Sa.Ca. e GLB per “Il Fatto Quotidiano”
Giovanni Brusca, lo scannacristiani o u verru (il porco), il boss stragista poi diventato collaboratore di giustizia, da alcuni giorni è un uomo libero, ma ieri ha voluto lo stesso seguito l'udienza del processo Trattativa Stato Mafia.
Da "una località segreta" si è collegato in video conferenza con l'aula bunker Pagliarelli, per seguire la requisitoria dei magistrati della corte d'appello di Palermo Giuseppe Fici e Sergio Barbiera.
Anche il boss di San Giuseppe Jato era tra gli imputati, prima che la prescrizione facesse cadere l'accusa di violenza o minaccia al corpo politico, amministrativo o giudiziario dello Stato.
Nelle oltre 5 mila pagine della sentenza di primo grado, i giudici scrivono che Brusca si era "dissociato dai correi mafiosi sin dal 1996, e sia pure dopo un inizio travagliato, ha intrapreso sempre più decisamente la via della collaborazione con la giustizia".
Inoltre, "ha fornito un importantissimo contributo, svelando, già nell'agosto 1996 la minaccia mafiosa e fornendo elementi decisivi per la più complessa ricostruzione dei fatti e per l'individuazione di alcuni degli autori", "primi fra tutti Salvatore Riina, Bernardo Provenzano e Leoluca Bagarella".

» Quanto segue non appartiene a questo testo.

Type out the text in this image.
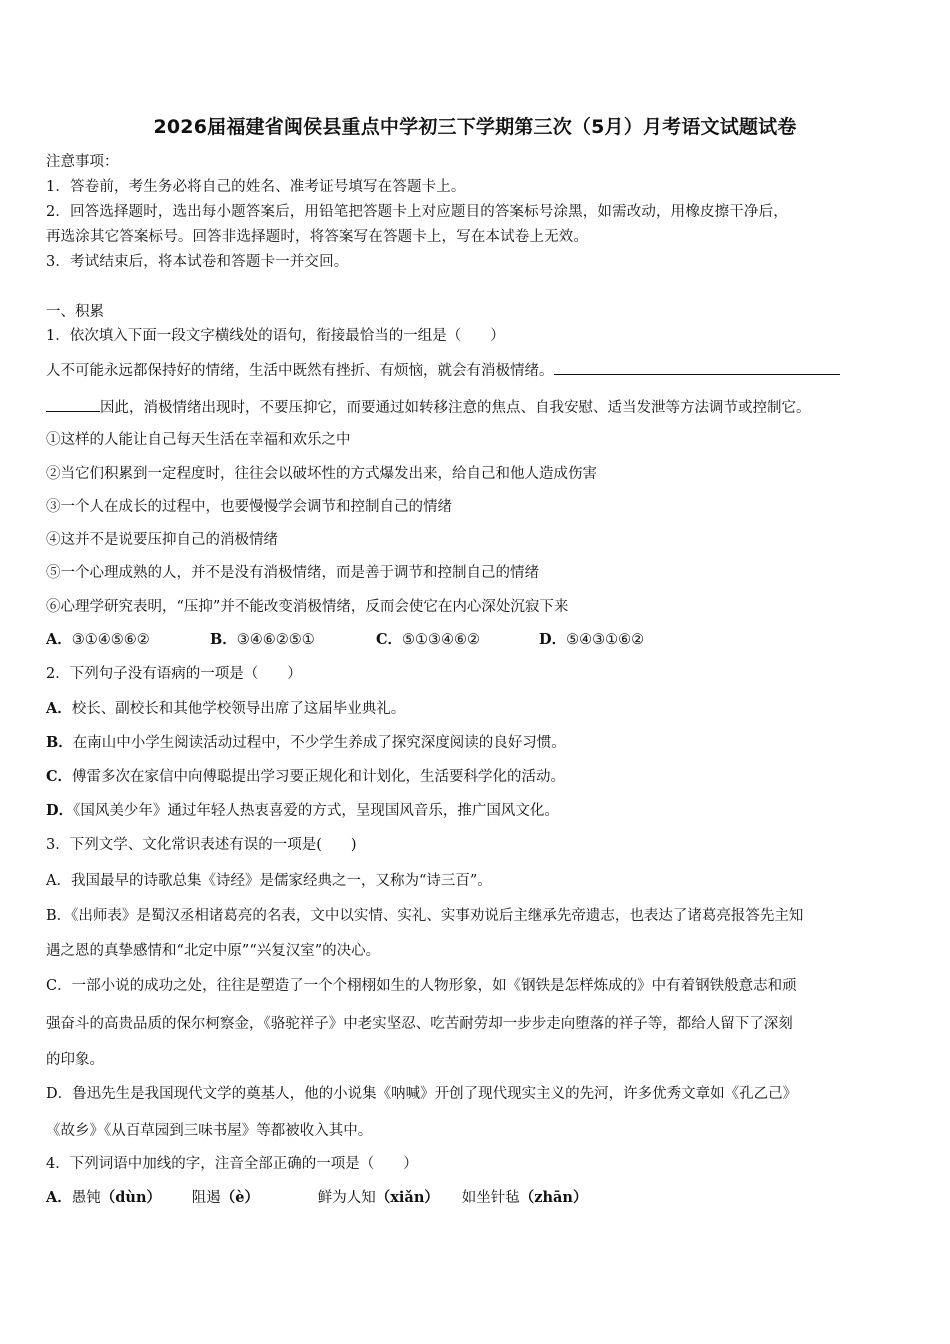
2026届福建省闽侯县重点中学初三下学期第三次（5月）月考语文试题试卷
注意事项：
1．答卷前，考生务必将自己的姓名、准考证号填写在答题卡上。
2．回答选择题时，选出每小题答案后，用铅笔把答题卡上对应题目的答案标号涂黑，如需改动，用橡皮擦干净后，
再选涂其它答案标号。回答非选择题时，将答案写在答题卡上，写在本试卷上无效。
3．考试结束后，将本试卷和答题卡一并交回。
一、积累
1．依次填入下面一段文字横线处的语句，衔接最恰当的一组是（　　）
人不可能永远都保持好的情绪，生活中既然有挫折、有烦恼，就会有消极情绪。
因此，消极情绪出现时，不要压抑它，而要通过如转移注意的焦点、自我安慰、适当发泄等方法调节或控制它。
①这样的人能让自己每天生活在幸福和欢乐之中
②当它们积累到一定程度时，往往会以破坏性的方式爆发出来，给自己和他人造成伤害
③一个人在成长的过程中，也要慢慢学会调节和控制自己的情绪
④这并不是说要压抑自己的消极情绪
⑤一个心理成熟的人，并不是没有消极情绪，而是善于调节和控制自己的情绪
⑥心理学研究表明，“压抑”并不能改变消极情绪，反而会使它在内心深处沉寂下来
A．③①④⑤⑥②	B．③④⑥②⑤①	C．⑤①③④⑥②	D．⑤④③①⑥②
2．下列句子没有语病的一项是（　　）
A．校长、副校长和其他学校领导出席了这届毕业典礼。
B．在南山中小学生阅读活动过程中，不少学生养成了探究深度阅读的良好习惯。
C．傅雷多次在家信中向傅聪提出学习要正规化和计划化，生活要科学化的活动。
D．《国风美少年》通过年轻人热衷喜爱的方式，呈现国风音乐，推广国风文化。
3．下列文学、文化常识表述有误的一项是(　　)
A．我国最早的诗歌总集《诗经》是儒家经典之一，又称为“诗三百”。
B．《出师表》是蜀汉丞相诸葛亮的名表，文中以实情、实礼、实事劝说后主继承先帝遗志，也表达了诸葛亮报答先主知
遇之恩的真挚感情和“北定中原”“兴复汉室”的决心。
C．一部小说的成功之处，往往是塑造了一个个栩栩如生的人物形象，如《钢铁是怎样炼成的》中有着钢铁般意志和顽
强奋斗的高贵品质的保尔柯察金，《骆驼祥子》中老实坚忍、吃苦耐劳却一步步走向堕落的祥子等，都给人留下了深刻
的印象。
D．鲁迅先生是我国现代文学的奠基人，他的小说集《呐喊》开创了现代现实主义的先河，许多优秀文章如《孔乙己》
《故乡》《从百草园到三味书屋》等都被收入其中。
4．下列词语中加线的字，注音全部正确的一项是（　　）
A．愚钝（dùn） 阻遏（è）	鲜为人知（xiǎn） 如坐针毡（zhān）
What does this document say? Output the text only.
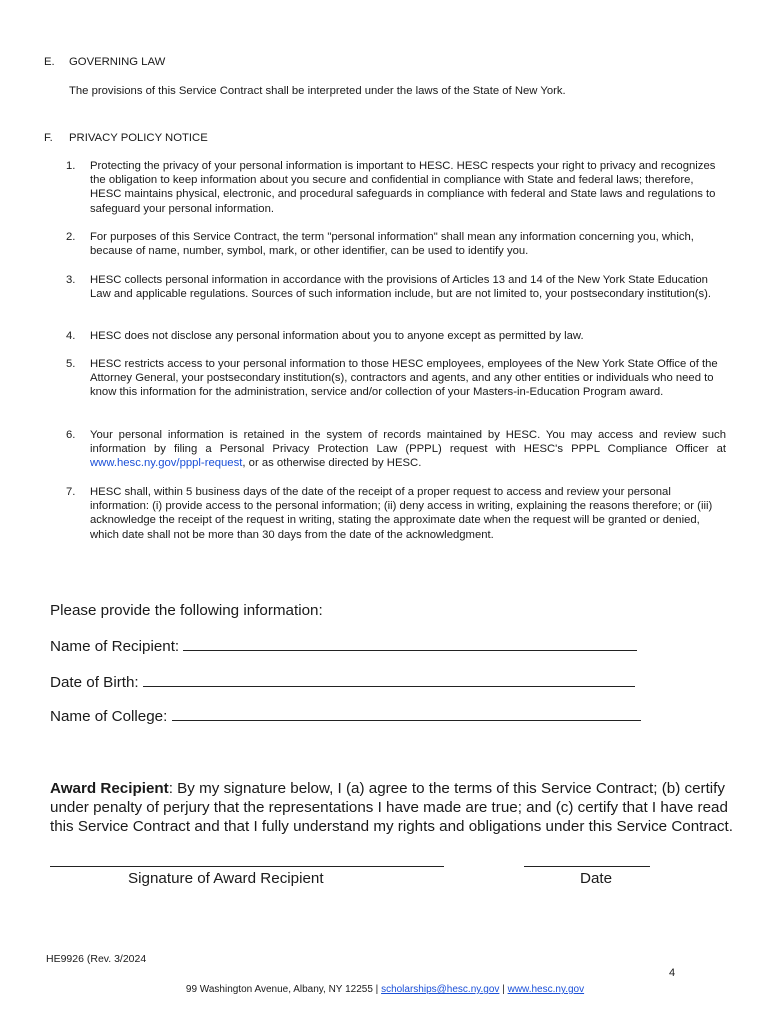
E. GOVERNING LAW
The provisions of this Service Contract shall be interpreted under the laws of the State of New York.
F. PRIVACY POLICY NOTICE
1.	Protecting the privacy of your personal information is important to HESC. HESC respects your right to privacy and recognizes the obligation to keep information about you secure and confidential in compliance with State and federal laws; therefore, HESC maintains physical, electronic, and procedural safeguards in compliance with federal and State laws and regulations to safeguard your personal information.
2.	For purposes of this Service Contract, the term "personal information" shall mean any information concerning you, which, because of name, number, symbol, mark, or other identifier, can be used to identify you.
3.	HESC collects personal information in accordance with the provisions of Articles 13 and 14 of the New York State Education Law and applicable regulations. Sources of such information include, but are not limited to, your postsecondary institution(s).
4.	HESC does not disclose any personal information about you to anyone except as permitted by law.
5.	HESC restricts access to your personal information to those HESC employees, employees of the New York State Office of the Attorney General, your postsecondary institution(s), contractors and agents, and any other entities or individuals who need to know this information for the administration, service and/or collection of your Masters-in-Education Program award.
6.	Your personal information is retained in the system of records maintained by HESC. You may access and review such information by filing a Personal Privacy Protection Law (PPPL) request with HESC's PPPL Compliance Officer at www.hesc.ny.gov/pppl-request, or as otherwise directed by HESC.
7.	HESC shall, within 5 business days of the date of the receipt of a proper request to access and review your personal information: (i) provide access to the personal information; (ii) deny access in writing, explaining the reasons therefore; or (iii) acknowledge the receipt of the request in writing, stating the approximate date when the request will be granted or denied, which date shall not be more than 30 days from the date of the acknowledgment.
Please provide the following information:
Name of Recipient:
Date of Birth:
Name of College:
Award Recipient: By my signature below, I (a) agree to the terms of this Service Contract; (b) certify under penalty of perjury that the representations I have made are true; and (c) certify that I have read this Service Contract and that I fully understand my rights and obligations under this Service Contract.
Signature of Award Recipient	Date
HE9926 (Rev. 3/2024
4
99 Washington Avenue, Albany, NY 12255 | scholarships@hesc.ny.gov | www.hesc.ny.gov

Il boia del piccolo Giuseppe Di Matteo, è stato il primo a parlare della Trattativa tra pezzi dello Stato e la mafia: "Totò Riina mi disse che aveva fatto un papello di richieste dirette a una persona che non so indicare e che si attendevano risposte. Si tratta della vicenda dei contatti con lo Stato".